‘My hat!’ he breathed. ‘We don’t know any French!’

At this moment the door opened. A very tall, lean lady, with pale ringlets like whitey-brown paper or oak shavings, stood before them. She had an ugly grey dress and a black silk apron. Her eyes were small and grey and not pretty, and the rims were red, as though she had been crying.

She addressed the party in something that sounded like a foreign language, and ended with something which they were sure was a question. Of course, no one could answer it.
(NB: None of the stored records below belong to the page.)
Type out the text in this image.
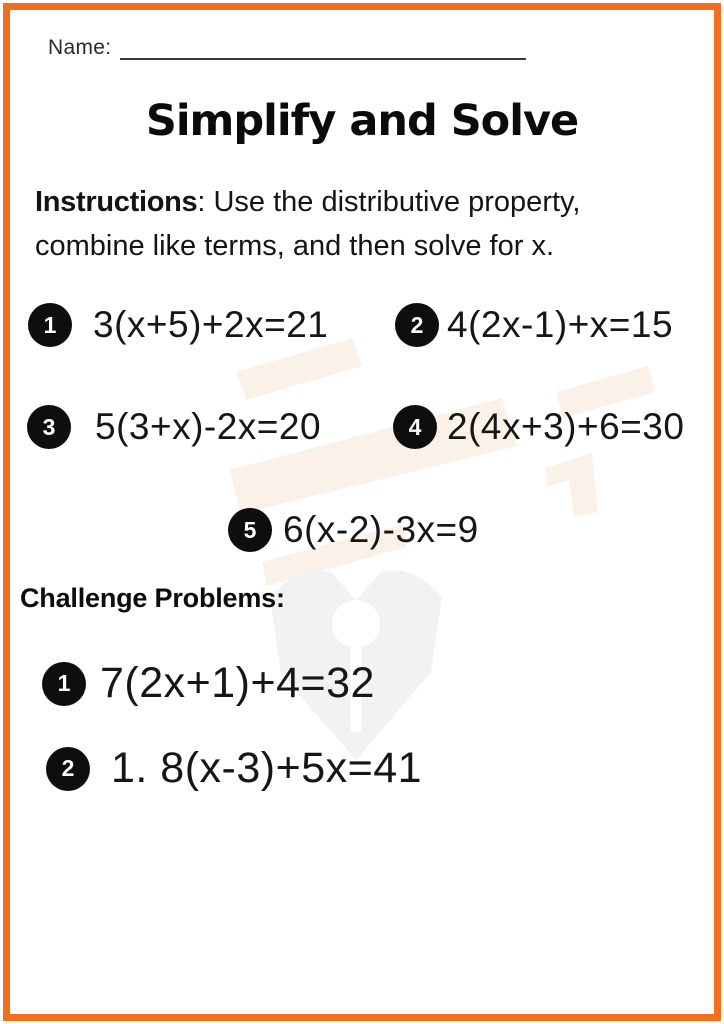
Name:
Simplify and Solve

Instructions: Use the distributive property,
combine like terms, and then solve for x.

1 3(x+5)+2x=21	2 4(2x-1)+x=15
3	5(3+x)-2x=20	4 2(4x+3)+6=30
5 6(x-2)-3x=9
Challenge Problems:
1 7(2x+1)+4=32
2 1. 8(x-3)+5x=41
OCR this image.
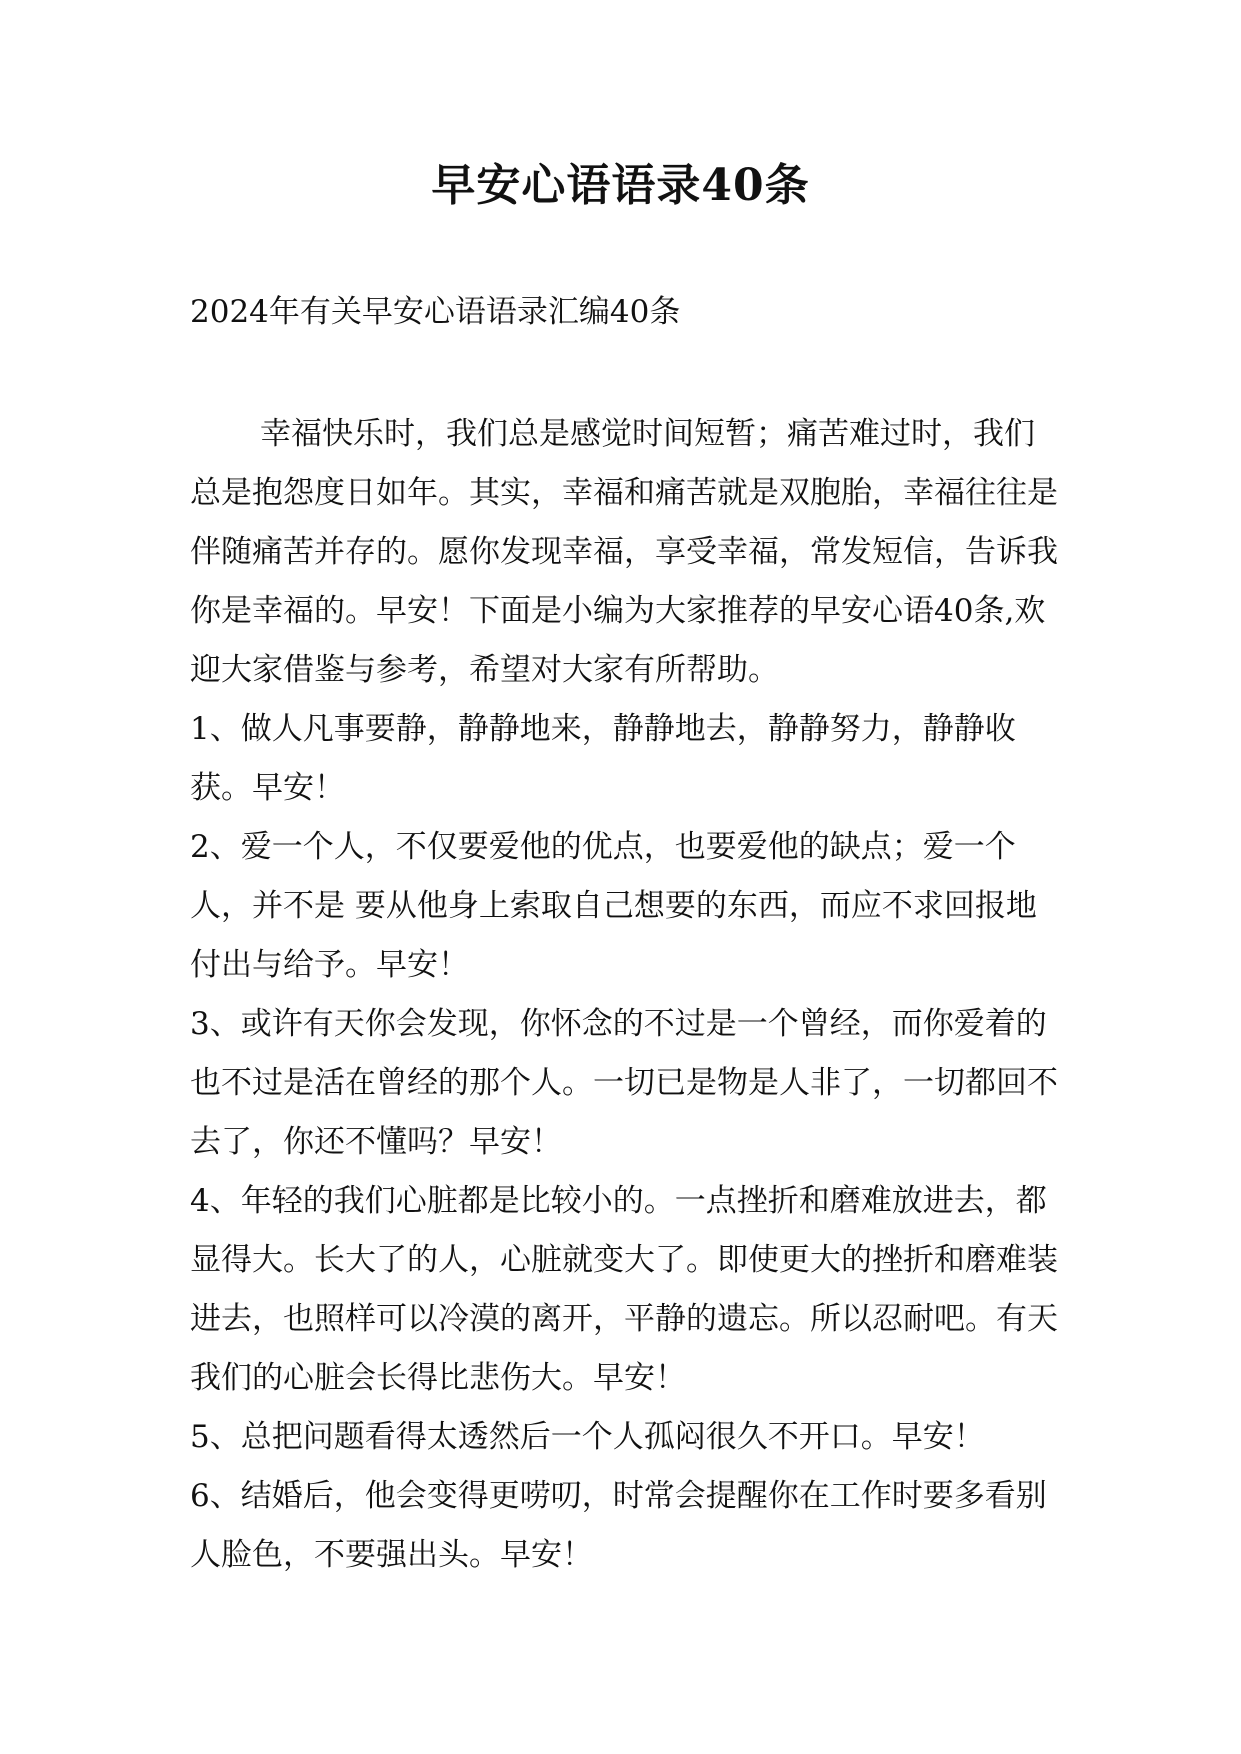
早安心语语录40条
2024年有关早安心语语录汇编40条

幸福快乐时，我们总是感觉时间短暂；痛苦难过时，我们总是抱怨度日如年。其实，幸福和痛苦就是双胞胎，幸福往往是伴随痛苦并存的。愿你发现幸福，享受幸福，常发短信，告诉我你是幸福的。早安！下面是小编为大家推荐的早安心语40条,欢迎大家借鉴与参考，希望对大家有所帮助。

1、做人凡事要静，静静地来，静静地去，静静努力，静静收获。早安！

2、爱一个人，不仅要爱他的优点，也要爱他的缺点；爱一个人，并不是 要从他身上索取自己想要的东西，而应不求回报地付出与给予。早安！

3、或许有天你会发现，你怀念的不过是一个曾经，而你爱着的也不过是活在曾经的那个人。一切已是物是人非了，一切都回不去了，你还不懂吗？早安！

4、年轻的我们心脏都是比较小的。一点挫折和磨难放进去，都显得大。长大了的人，心脏就变大了。即使更大的挫折和磨难装进去，也照样可以冷漠的离开，平静的遗忘。所以忍耐吧。有天我们的心脏会长得比悲伤大。早安！

5、总把问题看得太透然后一个人孤闷很久不开口。早安！

6、结婚后，他会变得更唠叨，时常会提醒你在工作时要多看别人脸色，不要强出头。早安！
‘What does she say?’ Robert asked, looking down into the hollow of his jacket, where the Phoenix was nestling. But before the Phoenix could answer, the whitey-brown lady’s face was lighted up by a most charming smile.

‘You—you ar-r-re fr-r-rom the England!’ she cried. ‘I love so much the England. Mais entrez—entrez donc tous! Enter, then—enter all. One essuyes his feet on the carpet.’ She pointed to the mat.

‘We only wanted to ask—’

‘I shall say you all that what you wish,’ said the lady. ‘Enter only!’

So they all went in, wiping their feet on a very clean mat, and putting the carpet in a safe corner of the veranda.

‘The most beautiful days of my life,’ said the lady, as she shut the door, ‘did pass themselves in England. And since long time I have not heard an English voice to repeal me the past.’

This warm welcome embarrassed every one, but most the boys, for the floor of the hall was of such very clean red and white tiles, and the floor of the sitting-room so very shiny—like a black looking-glass—that each felt as though he had on far more boots than usual, and far noisier.